さらに、表現としての「信号」は、規範によってささえられているのであって、われわれが道路でつねに見かける交通信号にしても同じである。けれども意志論を展開できない機械論者のパヴロフに、言語規範の説明ができるはずもなく、規範ぬきの「信号」論をとなえる以上に出られなかった。そしてソ連の学者たちは、スターリン批判以後においてもこのパヴロフの主張とスターリンの主張とを折衷して来た。折衷が可能なのは、両者ともに頭の中に「言葉」や「言語の素材」を認めているからである。
……………
折衷ははじめ……両者をならべるかたちで行われたのであるが、やがて完全に融合してしまった。たとえばスミルノフ監修の教科書『心理学』は、心の中で考えるときの言葉として「内語」について論じながら、これは「思想の物質的外皮である」と規定して、現実の言語表現といっしょくたにしてしまっている。権威とされている理論をかきあつめて作文するに当っては、もはや精神的な存在と物質的な存在との混同すら反省しようとはしないで、自らも露骨にいっしょくたにしてとりあげ、しかもそれをマルクス主義とか唯物論とか称して提出しているのである。

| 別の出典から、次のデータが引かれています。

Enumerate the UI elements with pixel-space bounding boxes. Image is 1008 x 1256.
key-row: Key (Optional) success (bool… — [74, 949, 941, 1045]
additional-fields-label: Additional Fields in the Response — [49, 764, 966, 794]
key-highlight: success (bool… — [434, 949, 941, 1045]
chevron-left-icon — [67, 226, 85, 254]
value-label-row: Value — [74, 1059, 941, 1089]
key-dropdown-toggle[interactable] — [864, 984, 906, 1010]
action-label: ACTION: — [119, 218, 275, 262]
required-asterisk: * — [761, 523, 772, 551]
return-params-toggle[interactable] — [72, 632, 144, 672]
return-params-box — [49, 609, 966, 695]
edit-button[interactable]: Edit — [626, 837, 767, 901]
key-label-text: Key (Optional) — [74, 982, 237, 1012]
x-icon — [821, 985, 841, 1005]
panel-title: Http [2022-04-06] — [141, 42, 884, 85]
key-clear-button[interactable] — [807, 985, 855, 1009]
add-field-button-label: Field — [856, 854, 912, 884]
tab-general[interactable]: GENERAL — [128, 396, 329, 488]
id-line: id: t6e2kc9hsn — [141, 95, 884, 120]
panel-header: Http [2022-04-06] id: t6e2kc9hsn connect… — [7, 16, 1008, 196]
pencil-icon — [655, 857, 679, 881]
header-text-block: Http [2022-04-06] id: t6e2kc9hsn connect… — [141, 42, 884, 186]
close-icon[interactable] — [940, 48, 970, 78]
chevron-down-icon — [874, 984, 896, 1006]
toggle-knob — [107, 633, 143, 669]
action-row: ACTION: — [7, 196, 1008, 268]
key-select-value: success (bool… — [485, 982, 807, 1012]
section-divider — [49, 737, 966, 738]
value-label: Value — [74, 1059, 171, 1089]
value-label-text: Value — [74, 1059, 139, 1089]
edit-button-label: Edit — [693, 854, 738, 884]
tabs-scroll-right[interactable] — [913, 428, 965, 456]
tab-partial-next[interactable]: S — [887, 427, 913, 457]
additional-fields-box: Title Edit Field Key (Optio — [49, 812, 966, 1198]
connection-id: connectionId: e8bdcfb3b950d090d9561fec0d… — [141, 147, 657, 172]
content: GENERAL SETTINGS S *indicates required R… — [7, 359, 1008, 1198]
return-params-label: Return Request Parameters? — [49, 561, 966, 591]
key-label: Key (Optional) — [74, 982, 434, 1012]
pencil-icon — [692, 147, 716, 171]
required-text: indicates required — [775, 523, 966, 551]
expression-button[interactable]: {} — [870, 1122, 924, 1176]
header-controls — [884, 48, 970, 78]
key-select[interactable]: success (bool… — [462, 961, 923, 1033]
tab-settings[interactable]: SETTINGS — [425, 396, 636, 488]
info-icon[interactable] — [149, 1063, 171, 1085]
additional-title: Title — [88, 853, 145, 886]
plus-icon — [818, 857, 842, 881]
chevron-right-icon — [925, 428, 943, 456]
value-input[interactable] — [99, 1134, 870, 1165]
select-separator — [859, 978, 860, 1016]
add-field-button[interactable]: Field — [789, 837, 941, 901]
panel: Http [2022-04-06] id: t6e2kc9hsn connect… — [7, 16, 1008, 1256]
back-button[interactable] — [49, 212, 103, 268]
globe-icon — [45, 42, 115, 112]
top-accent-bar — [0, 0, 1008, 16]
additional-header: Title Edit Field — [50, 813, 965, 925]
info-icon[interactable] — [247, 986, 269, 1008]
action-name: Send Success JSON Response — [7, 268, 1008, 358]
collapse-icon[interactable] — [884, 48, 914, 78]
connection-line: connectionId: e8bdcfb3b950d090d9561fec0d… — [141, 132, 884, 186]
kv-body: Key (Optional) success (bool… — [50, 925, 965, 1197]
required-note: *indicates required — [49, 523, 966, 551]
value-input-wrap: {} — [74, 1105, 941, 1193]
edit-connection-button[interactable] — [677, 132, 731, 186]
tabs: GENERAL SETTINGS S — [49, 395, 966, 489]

現在のわれわれの頭の中では、言語表現のための規範とこれから相対的に独立してはいるが規範から規定されている感性的な手がかりのついた概念とが、表現および思惟に際して役立てられるように、いわば「心的実在体」として存在している。ソシュールにあっては「言語活動は全体として見れば多様であり混質的である。」から、そこから「単位を引出す」べく努力する場合に、この「心的実在体」に目をつけたということも無理からぬことである。
但し、規範と感性的な手がかりのついた概念とを区別することは、唯物論の立場に立ってはじめて可能なのであるから、それをなしえないソシュールやその他の言語学者がこれを区別できずいっしょくたにして扱ったということも、これまた無理からぬことである。ソシュールの「言語」(langue) の説明は、規範についてとりあげているだけでなく、ときには感性的な手がかりのついた概念をいっしょくたに持ちだしてくる。
言語はもともと等質的である。
言語は言とは趣を異にし、切り離して研究しうる対象である。我々はもはや死語を話さないが、その言語的組織を我物にすることができる。
言語活動によつてかやうに結びついた個人間には、一種の媒体が出来るであらう。彼等は皆、同一概念と結合した同一の――と正確には言へまいが稍(やや)同一に近い――記号を再造するに違ひない。
言語は言語活動の社会的部分であり、個人を外にした部分である。(ソシュール『言語学原論』)
言語規範は社会的に成立するのであり、個人の頭の中にありながら観念的に対象化されて個人の「外部」から表現を規定するかたちをとるものであり、表現を媒介する認識にすぎないから表現と切りはなして研究できるし、ラテン語のような死語の規範をわがものにして学名に生かすこともできる。だが規範と「概念と結合した記号」とは別であり、さらに新しく対象を認識して表現するときにこの概念に新しく規範から媒介された感性的なてがかりが結合することも別であって、この三者の関係を正しく説明しなければならない。ソシュールは前二者をいっしょくたにし、また新カント主義的に最後の問題を切りすててしまったのである(4)。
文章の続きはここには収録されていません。